Many comprehensive travel insurance policies now include coverage if your tour operator defaults; however, it is important to understand exactly what is covered by your policy. If you buy a policy directly from a tour provider, usually it does not cover the default of that provider—so it’s generally a good idea to purchase your policy from an independent company. Some policies only cover tour operator default if the operator ceases operations entirely, which it may not do even if it files for bankruptcy.

When considering trip cancellation insurance, take time to think about how much money you’ll be putting down before your trip. Are you purchasing expensive airline tickets that can’t be refunded? Are you putting down a large nonrefundable deposit on a cruise or tour? If the answer is yes, or if you might cancel for any reason, then buying trip cancellation insurance is a prudent idea.
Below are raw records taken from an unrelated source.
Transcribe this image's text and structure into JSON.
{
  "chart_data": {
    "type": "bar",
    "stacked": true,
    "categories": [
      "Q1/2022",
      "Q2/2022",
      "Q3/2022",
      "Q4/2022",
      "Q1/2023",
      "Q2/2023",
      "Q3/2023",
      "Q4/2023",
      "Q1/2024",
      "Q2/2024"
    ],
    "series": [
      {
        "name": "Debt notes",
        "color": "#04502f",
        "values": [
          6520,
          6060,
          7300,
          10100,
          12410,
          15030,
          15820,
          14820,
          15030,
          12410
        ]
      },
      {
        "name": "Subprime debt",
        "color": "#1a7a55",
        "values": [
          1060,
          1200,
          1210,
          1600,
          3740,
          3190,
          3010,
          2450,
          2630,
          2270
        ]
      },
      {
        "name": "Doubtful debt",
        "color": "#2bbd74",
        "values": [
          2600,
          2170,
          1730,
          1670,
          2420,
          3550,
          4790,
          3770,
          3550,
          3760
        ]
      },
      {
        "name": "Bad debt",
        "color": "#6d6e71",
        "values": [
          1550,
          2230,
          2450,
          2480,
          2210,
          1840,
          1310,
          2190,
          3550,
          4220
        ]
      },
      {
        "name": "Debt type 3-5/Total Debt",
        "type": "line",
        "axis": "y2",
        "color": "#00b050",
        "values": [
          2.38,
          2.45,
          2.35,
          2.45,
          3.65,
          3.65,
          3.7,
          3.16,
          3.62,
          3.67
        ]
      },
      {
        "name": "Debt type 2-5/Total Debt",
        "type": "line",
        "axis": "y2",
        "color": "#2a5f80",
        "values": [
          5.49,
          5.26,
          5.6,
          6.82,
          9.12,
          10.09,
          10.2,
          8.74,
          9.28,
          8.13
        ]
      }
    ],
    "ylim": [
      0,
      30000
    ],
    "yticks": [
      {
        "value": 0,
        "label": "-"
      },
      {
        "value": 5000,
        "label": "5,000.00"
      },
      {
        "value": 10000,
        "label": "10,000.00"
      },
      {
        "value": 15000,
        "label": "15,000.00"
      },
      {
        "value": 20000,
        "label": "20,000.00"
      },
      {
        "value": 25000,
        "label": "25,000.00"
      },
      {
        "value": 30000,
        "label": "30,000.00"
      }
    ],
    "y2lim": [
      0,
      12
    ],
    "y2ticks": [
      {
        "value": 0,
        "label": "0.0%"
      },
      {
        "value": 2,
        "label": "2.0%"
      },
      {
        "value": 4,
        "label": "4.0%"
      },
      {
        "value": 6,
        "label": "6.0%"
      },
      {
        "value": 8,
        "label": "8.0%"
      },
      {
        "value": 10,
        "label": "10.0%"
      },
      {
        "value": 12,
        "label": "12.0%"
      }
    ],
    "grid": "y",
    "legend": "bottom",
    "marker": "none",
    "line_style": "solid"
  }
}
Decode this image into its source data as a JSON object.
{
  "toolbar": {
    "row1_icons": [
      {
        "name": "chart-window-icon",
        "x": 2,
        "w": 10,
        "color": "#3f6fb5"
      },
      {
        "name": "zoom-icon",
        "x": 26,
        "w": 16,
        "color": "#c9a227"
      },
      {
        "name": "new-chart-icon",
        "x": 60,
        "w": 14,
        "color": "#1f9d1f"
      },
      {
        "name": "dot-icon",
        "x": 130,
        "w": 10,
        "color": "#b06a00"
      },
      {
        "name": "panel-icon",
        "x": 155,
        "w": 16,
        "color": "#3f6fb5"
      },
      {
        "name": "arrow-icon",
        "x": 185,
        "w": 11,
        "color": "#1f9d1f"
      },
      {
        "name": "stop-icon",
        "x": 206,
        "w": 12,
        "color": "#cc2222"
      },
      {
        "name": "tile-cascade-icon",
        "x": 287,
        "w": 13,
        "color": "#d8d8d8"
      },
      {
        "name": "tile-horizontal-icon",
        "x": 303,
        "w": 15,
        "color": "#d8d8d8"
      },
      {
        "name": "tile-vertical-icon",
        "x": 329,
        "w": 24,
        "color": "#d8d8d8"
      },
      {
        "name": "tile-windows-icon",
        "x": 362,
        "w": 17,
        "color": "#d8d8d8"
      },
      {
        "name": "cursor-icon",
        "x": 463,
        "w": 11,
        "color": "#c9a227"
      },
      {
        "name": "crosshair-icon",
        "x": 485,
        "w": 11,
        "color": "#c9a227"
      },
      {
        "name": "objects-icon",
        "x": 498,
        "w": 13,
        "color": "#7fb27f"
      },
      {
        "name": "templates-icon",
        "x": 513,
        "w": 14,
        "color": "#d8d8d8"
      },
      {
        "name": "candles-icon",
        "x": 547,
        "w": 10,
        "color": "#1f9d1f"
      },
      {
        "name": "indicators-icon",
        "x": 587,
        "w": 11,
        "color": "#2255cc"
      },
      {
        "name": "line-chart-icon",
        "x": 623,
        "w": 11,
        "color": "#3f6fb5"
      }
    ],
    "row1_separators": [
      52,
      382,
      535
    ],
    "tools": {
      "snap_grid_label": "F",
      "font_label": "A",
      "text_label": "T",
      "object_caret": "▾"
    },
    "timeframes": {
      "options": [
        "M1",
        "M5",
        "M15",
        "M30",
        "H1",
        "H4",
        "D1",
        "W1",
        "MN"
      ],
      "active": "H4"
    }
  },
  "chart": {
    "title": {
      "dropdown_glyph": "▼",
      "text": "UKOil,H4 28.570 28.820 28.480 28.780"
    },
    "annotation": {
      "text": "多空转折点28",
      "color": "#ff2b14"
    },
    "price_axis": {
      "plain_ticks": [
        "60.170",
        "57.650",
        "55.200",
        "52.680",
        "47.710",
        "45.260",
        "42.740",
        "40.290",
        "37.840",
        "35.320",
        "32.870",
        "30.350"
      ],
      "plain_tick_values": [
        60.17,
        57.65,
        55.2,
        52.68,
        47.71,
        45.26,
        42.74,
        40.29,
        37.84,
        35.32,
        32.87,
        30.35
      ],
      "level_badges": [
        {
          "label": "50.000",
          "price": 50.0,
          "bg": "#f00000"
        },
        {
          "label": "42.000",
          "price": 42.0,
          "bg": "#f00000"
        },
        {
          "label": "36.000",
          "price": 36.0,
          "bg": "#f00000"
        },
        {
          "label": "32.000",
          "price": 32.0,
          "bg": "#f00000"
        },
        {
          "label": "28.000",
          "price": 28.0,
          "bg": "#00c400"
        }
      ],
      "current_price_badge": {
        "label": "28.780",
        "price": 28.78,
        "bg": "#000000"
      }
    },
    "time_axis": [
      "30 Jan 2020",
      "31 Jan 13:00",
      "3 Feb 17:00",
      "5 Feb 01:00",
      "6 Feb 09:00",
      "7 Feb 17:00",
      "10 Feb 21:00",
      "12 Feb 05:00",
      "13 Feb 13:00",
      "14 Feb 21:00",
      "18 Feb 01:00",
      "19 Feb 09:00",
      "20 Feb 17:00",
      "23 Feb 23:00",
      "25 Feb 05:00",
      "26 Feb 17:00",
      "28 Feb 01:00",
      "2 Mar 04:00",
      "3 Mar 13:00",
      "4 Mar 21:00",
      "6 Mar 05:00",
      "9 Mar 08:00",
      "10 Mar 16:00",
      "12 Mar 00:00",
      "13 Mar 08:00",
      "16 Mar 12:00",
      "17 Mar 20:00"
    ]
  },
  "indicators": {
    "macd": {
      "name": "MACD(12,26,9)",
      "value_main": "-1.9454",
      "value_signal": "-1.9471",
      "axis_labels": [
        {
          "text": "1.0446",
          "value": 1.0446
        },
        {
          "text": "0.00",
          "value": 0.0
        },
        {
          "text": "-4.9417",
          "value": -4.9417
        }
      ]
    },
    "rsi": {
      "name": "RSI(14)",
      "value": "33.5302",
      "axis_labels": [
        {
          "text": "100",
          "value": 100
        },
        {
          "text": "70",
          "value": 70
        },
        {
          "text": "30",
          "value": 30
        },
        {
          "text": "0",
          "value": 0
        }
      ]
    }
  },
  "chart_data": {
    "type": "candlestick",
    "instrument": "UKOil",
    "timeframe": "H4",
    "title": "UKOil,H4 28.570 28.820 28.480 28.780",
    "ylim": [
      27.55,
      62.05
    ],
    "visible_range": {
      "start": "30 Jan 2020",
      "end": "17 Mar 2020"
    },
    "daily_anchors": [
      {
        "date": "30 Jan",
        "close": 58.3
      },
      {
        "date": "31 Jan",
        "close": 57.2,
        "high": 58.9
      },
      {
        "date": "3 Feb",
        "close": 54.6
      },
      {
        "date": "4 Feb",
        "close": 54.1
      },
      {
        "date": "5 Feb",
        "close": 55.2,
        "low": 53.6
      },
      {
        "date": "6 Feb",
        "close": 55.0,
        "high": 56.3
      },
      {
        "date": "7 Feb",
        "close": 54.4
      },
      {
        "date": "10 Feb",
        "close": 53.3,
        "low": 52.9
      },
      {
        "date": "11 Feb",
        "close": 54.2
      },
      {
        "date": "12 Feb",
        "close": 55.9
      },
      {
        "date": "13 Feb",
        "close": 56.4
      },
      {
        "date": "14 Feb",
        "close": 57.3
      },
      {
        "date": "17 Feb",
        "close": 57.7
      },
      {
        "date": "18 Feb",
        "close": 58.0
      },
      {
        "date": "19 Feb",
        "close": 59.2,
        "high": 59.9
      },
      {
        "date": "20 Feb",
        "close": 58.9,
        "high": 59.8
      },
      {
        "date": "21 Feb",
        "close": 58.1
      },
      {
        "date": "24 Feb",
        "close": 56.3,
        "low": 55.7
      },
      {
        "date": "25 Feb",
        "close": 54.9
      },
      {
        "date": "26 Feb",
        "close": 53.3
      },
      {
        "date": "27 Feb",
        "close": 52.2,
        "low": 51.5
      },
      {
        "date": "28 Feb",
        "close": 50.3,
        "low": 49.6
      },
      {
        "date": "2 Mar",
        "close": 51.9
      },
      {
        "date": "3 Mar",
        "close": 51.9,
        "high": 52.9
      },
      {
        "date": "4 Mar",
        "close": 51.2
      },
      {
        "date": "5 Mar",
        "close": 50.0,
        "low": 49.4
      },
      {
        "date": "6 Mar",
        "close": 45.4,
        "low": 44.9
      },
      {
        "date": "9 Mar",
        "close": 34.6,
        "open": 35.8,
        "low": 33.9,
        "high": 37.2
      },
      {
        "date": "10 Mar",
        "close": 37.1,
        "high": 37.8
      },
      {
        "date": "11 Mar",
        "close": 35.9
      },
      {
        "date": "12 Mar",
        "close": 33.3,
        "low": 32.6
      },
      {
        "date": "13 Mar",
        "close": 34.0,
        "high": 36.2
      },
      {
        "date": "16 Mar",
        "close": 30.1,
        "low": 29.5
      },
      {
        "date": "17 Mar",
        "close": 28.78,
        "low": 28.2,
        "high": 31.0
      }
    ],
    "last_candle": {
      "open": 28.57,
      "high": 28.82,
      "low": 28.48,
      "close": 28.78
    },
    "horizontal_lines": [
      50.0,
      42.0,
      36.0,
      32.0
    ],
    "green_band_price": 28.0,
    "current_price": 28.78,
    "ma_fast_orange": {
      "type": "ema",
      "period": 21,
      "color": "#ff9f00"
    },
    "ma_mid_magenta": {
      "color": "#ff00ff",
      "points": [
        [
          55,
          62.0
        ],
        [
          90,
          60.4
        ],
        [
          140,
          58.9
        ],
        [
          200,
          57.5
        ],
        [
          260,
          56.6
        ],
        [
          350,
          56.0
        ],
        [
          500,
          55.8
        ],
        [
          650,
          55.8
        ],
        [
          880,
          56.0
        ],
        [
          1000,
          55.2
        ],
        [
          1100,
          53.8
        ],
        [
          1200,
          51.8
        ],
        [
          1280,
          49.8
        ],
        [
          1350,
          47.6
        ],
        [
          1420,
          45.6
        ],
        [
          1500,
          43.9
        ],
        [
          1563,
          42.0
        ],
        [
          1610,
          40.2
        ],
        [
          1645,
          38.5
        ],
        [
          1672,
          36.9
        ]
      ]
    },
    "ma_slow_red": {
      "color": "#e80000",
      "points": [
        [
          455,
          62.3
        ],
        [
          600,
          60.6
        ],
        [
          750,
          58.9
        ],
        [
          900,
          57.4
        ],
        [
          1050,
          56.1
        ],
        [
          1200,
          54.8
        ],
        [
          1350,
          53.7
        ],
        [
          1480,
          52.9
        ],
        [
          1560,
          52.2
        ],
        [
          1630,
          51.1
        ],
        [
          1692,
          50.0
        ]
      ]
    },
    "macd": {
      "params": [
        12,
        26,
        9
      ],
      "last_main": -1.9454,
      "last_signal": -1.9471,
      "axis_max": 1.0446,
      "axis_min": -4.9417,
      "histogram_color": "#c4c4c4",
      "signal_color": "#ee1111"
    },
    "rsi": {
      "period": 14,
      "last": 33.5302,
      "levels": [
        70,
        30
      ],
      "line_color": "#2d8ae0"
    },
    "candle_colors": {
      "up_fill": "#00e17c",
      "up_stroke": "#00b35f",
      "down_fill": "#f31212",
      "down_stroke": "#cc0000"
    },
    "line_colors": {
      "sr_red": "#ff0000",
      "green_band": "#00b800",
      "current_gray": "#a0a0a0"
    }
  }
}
Medical insurance encompasses several types of coverage. Emergency medical evacuation insurance covers the cost of transportation if a qualified physician determines that you must be evacuated for treatment to the nearest medical facility or to your home country (if it’s warranted), due to injury or sickness. This insurance is highly recommended for cruise passengers and travelers visiting remote areas or developing countries.

For example, if you fall and are injured while trekking in the Mt Kilimanjaro, you might need to be evacuated by private helicopter, then airplane—which can get quite expensive. Emergency medical evacuation back to the United States without insurance can easily cost $35,000 or more. Check to make sure you choose an insurance provider that does not exclude adventure travel from its coverage. If you’re an adventure traveler who has paid $3,000 up front for a white water rapids package deal in a remote area of South America and you won’t receive any refund if you cancel, then you might want to consider both trip cancellation and emergency medical evacuation insurance.

Baggage Loss/Delay

Baggage loss and delay coverage protects you in the event that your luggage is lost, delayed, or stolen. This often includes a cash payment if your bags are delayed for more than 12 hours after you arrive at your destination.

Flight Delay/Cancellation

Flight delay or cancellation insurance (sometimes called “travel delay”) typically pays for accommodations, meals, and new travel arrangements once you’ve been delayed a certain amount of time (often six to 12 hours—read your policy carefully).

Travel Document Protection

Travel document protection can kick in to help you replace a passport or other travel documents when they’re lost or stolen.